Śmiertelne zatrucie tlenkiem węgla w domu przy Warszawskiej w Kielcach – 65-letnia kobieta nie żyje
Dom mieszkalny przy ulicy Warszawskiej w Kielcach stał się miejscem straszliwej tragedii. 24 stycznia, w środowy poranek, 65-letniej mieszkance tego miejsca przyszło ponieść śmiertelne konsekwencje zatrucia tlenkiem węgla. Partner kobiety odkrył jej ciało; niewiele można było zrobić, gdyż kobieta już nie żyła. Straż pożarna, która została wezwana na miejsce, potwierdziła podwyższone stężenie tlenku węgla w domu.
65-letnią kielczankę uśmierciło najprawdopodobniej zatrucie czadem. Jej partner, 47-latek, znalazł ją nieprzytomną po tym, jak się obudził – takie informacje przekazała młodsza aspirant Małgorzata Perkowska – Kiepas, pełniąca funkcję oficera prasowego Komendy Miejskiej Policji w Kielcach.
Mimo natychmiastowego powiadomienia służb ratunkowych, nie udało się uratować życia 65-latki. Na ciele kobiety nie stwierdzono żadnych zewnętrznych uszkodzeń, a ciało zostało zabezpieczone do przeprowadzenia szczegółowych badań sekcji zwłok. Wstępnie uznano, że nikt inny nie miał udziału w śmierci kobiety – dodała Małgorzata Perkowska – Kiepas.

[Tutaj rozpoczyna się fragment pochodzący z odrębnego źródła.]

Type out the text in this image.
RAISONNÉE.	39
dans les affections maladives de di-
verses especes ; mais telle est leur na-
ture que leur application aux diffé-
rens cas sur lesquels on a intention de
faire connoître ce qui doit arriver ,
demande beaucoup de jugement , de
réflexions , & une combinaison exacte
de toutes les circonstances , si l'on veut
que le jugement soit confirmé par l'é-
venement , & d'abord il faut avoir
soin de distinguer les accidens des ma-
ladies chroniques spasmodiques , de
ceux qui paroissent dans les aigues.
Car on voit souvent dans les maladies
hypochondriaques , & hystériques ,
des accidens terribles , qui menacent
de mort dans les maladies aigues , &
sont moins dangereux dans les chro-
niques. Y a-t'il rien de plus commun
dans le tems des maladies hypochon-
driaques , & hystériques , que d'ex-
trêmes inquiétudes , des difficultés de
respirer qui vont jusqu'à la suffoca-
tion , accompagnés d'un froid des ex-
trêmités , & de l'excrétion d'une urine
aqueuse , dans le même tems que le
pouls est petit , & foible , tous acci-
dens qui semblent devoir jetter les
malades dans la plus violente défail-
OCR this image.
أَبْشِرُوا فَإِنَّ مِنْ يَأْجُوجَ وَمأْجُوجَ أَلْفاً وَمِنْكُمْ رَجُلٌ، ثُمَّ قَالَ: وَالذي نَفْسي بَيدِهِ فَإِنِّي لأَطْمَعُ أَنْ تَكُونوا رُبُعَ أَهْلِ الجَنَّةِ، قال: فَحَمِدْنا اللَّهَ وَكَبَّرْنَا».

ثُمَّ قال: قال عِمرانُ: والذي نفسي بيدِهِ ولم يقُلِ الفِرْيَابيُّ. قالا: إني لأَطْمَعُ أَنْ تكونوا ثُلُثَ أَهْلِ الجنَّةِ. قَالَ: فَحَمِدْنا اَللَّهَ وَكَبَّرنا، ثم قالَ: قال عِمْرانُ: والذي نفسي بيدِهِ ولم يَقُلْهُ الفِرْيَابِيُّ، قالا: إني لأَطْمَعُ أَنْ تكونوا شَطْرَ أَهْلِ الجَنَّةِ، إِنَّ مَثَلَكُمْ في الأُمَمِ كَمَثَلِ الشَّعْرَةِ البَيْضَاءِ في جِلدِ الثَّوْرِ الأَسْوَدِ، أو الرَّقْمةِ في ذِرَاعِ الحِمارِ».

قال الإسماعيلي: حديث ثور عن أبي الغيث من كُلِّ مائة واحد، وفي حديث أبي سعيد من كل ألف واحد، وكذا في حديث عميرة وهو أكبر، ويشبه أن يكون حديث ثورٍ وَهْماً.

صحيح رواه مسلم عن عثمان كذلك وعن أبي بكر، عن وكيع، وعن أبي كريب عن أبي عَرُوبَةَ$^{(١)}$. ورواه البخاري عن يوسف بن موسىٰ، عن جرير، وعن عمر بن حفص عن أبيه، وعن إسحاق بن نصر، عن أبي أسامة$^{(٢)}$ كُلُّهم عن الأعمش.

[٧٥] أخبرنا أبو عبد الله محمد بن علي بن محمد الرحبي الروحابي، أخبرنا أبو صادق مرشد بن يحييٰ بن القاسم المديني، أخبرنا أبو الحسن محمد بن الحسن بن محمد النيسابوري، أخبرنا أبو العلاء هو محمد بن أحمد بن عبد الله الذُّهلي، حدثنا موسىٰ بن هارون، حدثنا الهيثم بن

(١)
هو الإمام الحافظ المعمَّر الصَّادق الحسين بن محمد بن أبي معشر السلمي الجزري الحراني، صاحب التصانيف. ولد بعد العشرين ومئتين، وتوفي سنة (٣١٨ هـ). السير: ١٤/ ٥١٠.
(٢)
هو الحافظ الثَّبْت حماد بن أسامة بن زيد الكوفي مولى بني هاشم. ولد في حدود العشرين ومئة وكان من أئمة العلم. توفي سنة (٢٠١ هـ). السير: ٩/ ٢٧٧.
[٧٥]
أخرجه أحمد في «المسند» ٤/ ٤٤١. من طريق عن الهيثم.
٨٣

Podczas przeprowadzanych badań na miejscu, strażacy za pomocą specjalistycznych urządzeń sprawdzili stężenie tlenku węgla w pomieszczeniu. Okazało się, że czad występował tam w dużym natężeniu, co stanowi poważne zagrożenie dla życia. Prawdopodobną przyczyną ulatniania się tlenku węgla był piecyk do ogrzewania typu „koza”. Mężczyzna, który odkrył ciało kobiety, został przewieziony do szpitala na dodatkowe badania – podkreślała oficer prasowy.
Tego dnia strażacy interweniowali dwa razy w związku z podejrzeniem ulatniania się tlenku węgla. Wprawdzie wypadki takie jak ten z Kielc kończą się tragicznie, jednak mieszkańcy domu w Busku-Zdroju mieli więcej szczęścia. Dzięki czujce tlenku węgla, która na czas ostrzegała o zagrożeniu, udało im się ewakuować na zewnątrz.
– Ciągle apelujemy do mieszkańców, aby instalowali w swoich domach czujki tlenku węgla. Te urządzenia naprawdę mogą ocalić zdrowie i życie – przestrzegał starszy kapitan Marcin Bajur, rzecznik prasowy komendy wojewódzkiej Państwowej Straży Pożarnej w Kielcach.